Slower execution of AWS Lambda batch-writes to DynamoDB with multiple threads - python

Disclaimer: I know this question will annoy some people because it's vague, theoretical, and has little code.
I have a AWS Lambda function in Python which reads a file of denormalized records off S3, formats its contents correctly, and then uploads that to DynamoDB with a batch write. It all works as advertised. I then tried to break up the uploading part of this pipeline into threads with the hope of more efficiently utilizing DynamoDBs write capacity. However, the multithread version is slower by about 50%. Since the code is very long I have included pseudocode.
NUM_THREADS = 4
for every line in the file:
Add line to list of lines
if we've read enough lines for a single thread:
Create thread that uploads list of lines
thread.start()
clear list of lines.
for every thread started:
thread.join()
Important notes and possible sources of the problem I've checked so far:
When testing this locally using DynamoDB Local, threading does make my program run faster.
If instead I use only 1 thread, or even if I use multiple threads but I join the thread right after I start it (effectively single threaded), the program completes much quicker.

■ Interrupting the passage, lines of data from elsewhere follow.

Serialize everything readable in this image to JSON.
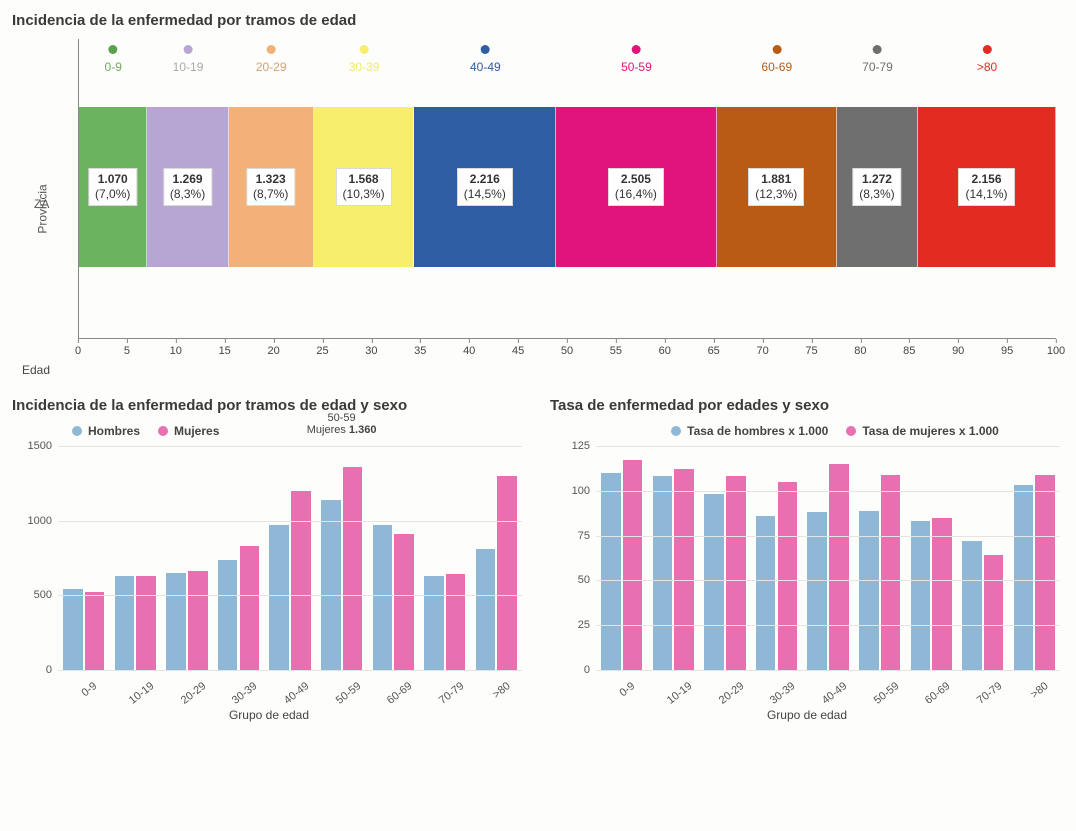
{
  "chart1": {
    "title": "Incidencia de la enfermedad por tramos de edad",
    "ylabel": "Provincia",
    "row_label": "ZA",
    "xlabel": "Edad",
    "x_min": 0,
    "x_max": 100,
    "x_tick_step": 5,
    "segments": [
      {
        "label": "0-9",
        "value": "1.070",
        "pct": "(7,0%)",
        "color": "#6bb35f",
        "legend_color": "#57a24a",
        "label_color": "#6fa862"
      },
      {
        "label": "10-19",
        "value": "1.269",
        "pct": "(8,3%)",
        "color": "#b7a6d4",
        "legend_color": "#b7a6d4",
        "label_color": "#a9a9a9"
      },
      {
        "label": "20-29",
        "value": "1.323",
        "pct": "(8,7%)",
        "color": "#f1b178",
        "legend_color": "#f1b178",
        "label_color": "#d7a070"
      },
      {
        "label": "30-39",
        "value": "1.568",
        "pct": "(10,3%)",
        "color": "#f7ee6e",
        "legend_color": "#f7ee6e",
        "label_color": "#f2e96c"
      },
      {
        "label": "40-49",
        "value": "2.216",
        "pct": "(14,5%)",
        "color": "#2f5da3",
        "legend_color": "#2f5da3",
        "label_color": "#2f5da3"
      },
      {
        "label": "50-59",
        "value": "2.505",
        "pct": "(16,4%)",
        "color": "#e0147b",
        "legend_color": "#e0147b",
        "label_color": "#e0147b"
      },
      {
        "label": "60-69",
        "value": "1.881",
        "pct": "(12,3%)",
        "color": "#b85b14",
        "legend_color": "#b85b14",
        "label_color": "#b85b14"
      },
      {
        "label": "70-79",
        "value": "1.272",
        "pct": "(8,3%)",
        "color": "#6f6f6f",
        "legend_color": "#6f6f6f",
        "label_color": "#6f6f6f"
      },
      {
        "label": ">80",
        "value": "2.156",
        "pct": "(14,1%)",
        "color": "#e22b21",
        "legend_color": "#e22b21",
        "label_color": "#e22b21"
      }
    ]
  },
  "chart2": {
    "title": "Incidencia de la enfermedad por tramos de edad y sexo",
    "xlabel": "Grupo de edad",
    "y_min": 0,
    "y_max": 1500,
    "y_tick_step": 500,
    "categories": [
      "0-9",
      "10-19",
      "20-29",
      "30-39",
      "40-49",
      "50-59",
      "60-69",
      "70-79",
      ">80"
    ],
    "series": [
      {
        "name": "Hombres",
        "color": "#8fb8d6",
        "values": [
          545,
          630,
          650,
          740,
          970,
          1140,
          970,
          630,
          810
        ]
      },
      {
        "name": "Mujeres",
        "color": "#e86fb0",
        "values": [
          520,
          630,
          665,
          830,
          1200,
          1360,
          910,
          640,
          1300
        ]
      }
    ],
    "annotation": {
      "group_index": 5,
      "line1": "50-59",
      "line2_label": "Mujeres",
      "line2_value": "1.360"
    }
  },
  "chart3": {
    "title": "Tasa de enfermedad por edades y sexo",
    "xlabel": "Grupo de edad",
    "y_min": 0,
    "y_max": 125,
    "y_tick_step": 25,
    "categories": [
      "0-9",
      "10-19",
      "20-29",
      "30-39",
      "40-49",
      "50-59",
      "60-69",
      "70-79",
      ">80"
    ],
    "series": [
      {
        "name": "Tasa de hombres x 1.000",
        "color": "#8fb8d6",
        "values": [
          110,
          108,
          98,
          86,
          88,
          89,
          83,
          72,
          103
        ]
      },
      {
        "name": "Tasa de mujeres x 1.000",
        "color": "#e86fb0",
        "values": [
          117,
          112,
          108,
          105,
          115,
          109,
          85,
          64,
          109
        ]
      }
    ]
  }
}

With 1 thread ~30s, multi thread ~45s.
I have no shared memory between threads, no locks, etc.
I have tried creating new DynamoDB connections for each thread and sharing one connection instead, with no effect.
I have confirmed that adding more threads does not overwhelm the write capacity of DynamoDB, since it makes the same number of batch write requests and I don't have more unprocessed items throughout execution than with a single thread.
Threading should improve the execution time since the program is network bound, even though Python threads do not really run on multiple cores.
I have tried reading the entire file first, and then spawning all the threads, thinking that perhaps it's better to not interrupt the disk IO, but to no effect.
I have tried both the Thread library as well as the Process library.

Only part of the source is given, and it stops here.